Currently, we have 47 services distributed across 23 ports (all secured with Tailscale HTTPS and WebAuthn/Face ID authentication). The MCP Server, running on port 8081, manages communication for the vast majority of interactions. Monitoring shows it currently handles approximately 1500 messages per minute with an average latency of 20ms. We’ve designed it to be horizontally scalable, though we haven't yet needed to deploy multiple instances.
Provenance and Security
Given the sensitive nature of our work, especially within the 'CoreOps' domain, maintaining provenance is critical. All messages exchanged through the MCP Server are cryptographically signed using SHA-256, ensuring authenticity and integrity. This also forms a crucial component of our overall data lineage tracking.
COMET Framework Integration
Our COMET (AI Governance) service leverages this communication architecture to implement our 7-step human↔AI delegation framework, based on IEEE and NIST standards. The framework defines levels of autonomy and requires explicit approval workflows for critical decisions. The MCP Server logs all task delegations and responses, providing an audit trail for COMET to assess compliance and identify potential risks. The fact-checking component of our 5-agent newsroom editorial pipeline similarly relies on these communication logs.

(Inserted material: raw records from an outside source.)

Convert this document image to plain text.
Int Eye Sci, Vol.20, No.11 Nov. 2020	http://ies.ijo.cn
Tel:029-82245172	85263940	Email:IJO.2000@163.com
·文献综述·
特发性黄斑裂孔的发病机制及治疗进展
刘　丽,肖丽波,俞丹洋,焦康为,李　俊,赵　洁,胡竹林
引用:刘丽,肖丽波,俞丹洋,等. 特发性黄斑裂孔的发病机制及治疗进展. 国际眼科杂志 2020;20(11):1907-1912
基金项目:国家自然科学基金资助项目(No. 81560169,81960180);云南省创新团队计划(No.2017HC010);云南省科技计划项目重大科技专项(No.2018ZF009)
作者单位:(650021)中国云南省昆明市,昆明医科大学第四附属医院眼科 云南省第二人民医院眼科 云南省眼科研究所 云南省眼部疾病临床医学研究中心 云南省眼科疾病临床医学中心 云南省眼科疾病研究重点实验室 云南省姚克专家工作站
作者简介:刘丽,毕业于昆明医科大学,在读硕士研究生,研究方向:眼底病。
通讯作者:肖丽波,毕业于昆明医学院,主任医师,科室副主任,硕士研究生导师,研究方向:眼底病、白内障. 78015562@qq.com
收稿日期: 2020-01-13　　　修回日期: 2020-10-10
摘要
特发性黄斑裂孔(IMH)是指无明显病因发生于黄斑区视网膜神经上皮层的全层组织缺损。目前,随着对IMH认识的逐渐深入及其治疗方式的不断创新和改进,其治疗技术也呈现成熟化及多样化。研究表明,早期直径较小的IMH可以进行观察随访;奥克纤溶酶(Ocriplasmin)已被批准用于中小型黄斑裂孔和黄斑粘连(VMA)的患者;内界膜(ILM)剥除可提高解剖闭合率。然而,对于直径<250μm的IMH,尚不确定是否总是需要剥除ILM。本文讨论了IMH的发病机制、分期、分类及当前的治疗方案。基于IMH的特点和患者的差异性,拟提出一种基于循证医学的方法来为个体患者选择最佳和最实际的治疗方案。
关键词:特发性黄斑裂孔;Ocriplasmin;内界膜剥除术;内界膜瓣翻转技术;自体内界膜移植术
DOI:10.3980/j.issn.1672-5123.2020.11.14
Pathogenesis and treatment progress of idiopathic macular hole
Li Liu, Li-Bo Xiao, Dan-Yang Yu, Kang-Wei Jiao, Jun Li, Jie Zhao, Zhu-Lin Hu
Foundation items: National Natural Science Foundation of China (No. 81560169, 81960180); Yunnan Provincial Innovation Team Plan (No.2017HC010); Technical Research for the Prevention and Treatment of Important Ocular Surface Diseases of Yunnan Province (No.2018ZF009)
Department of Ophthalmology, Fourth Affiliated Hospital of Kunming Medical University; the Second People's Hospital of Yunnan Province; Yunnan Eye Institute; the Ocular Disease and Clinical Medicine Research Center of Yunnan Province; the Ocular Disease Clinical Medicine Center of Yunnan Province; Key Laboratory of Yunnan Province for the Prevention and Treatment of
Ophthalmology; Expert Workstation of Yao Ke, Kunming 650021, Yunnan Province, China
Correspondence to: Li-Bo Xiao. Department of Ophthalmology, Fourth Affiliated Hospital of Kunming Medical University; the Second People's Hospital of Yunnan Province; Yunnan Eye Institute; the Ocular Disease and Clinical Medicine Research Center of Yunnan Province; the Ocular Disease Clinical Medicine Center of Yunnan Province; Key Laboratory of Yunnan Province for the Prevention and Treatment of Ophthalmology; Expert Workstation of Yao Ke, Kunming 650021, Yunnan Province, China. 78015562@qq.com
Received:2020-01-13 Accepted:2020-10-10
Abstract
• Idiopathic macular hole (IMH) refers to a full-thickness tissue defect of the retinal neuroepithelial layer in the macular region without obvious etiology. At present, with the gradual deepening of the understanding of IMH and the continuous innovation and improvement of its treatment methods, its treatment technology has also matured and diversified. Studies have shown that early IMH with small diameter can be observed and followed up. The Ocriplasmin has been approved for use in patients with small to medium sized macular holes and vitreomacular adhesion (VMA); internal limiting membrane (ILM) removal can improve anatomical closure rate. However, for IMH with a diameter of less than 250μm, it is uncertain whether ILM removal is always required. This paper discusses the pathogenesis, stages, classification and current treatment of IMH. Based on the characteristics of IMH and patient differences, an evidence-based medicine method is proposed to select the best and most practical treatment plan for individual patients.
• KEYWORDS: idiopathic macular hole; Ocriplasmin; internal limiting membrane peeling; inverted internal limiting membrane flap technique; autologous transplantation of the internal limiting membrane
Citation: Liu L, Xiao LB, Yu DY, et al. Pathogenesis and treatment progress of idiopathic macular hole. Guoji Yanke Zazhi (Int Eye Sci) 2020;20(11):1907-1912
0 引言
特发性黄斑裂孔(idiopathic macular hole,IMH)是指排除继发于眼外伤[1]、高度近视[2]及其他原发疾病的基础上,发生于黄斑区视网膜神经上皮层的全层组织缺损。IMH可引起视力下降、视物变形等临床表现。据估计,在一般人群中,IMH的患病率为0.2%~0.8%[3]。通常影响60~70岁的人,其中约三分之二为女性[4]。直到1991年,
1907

Lessons Learned & Ongoing Work
One key takeaway from building this system is the importance of balancing architectural elegance with pragmatic considerations. While fully decentralized architectures sound great in theory, they often fall short in practice due to complexity and lack of control. The hybrid broker architecture allows us to achieve both scalability and observability.
We're currently exploring ways to optimize our MuXD hybrid LLM router (Ollama local + Claude cloud) to further reduce latency and token usage. We’re also investigating more sophisticated routing algorithms for the MCP Server, potentially incorporating machine learning to dynamically adjust routes based on agent load and expertise. With 234 commits in the last 7 days, this is a rapidly evolving system, and we’re always learning and adapting.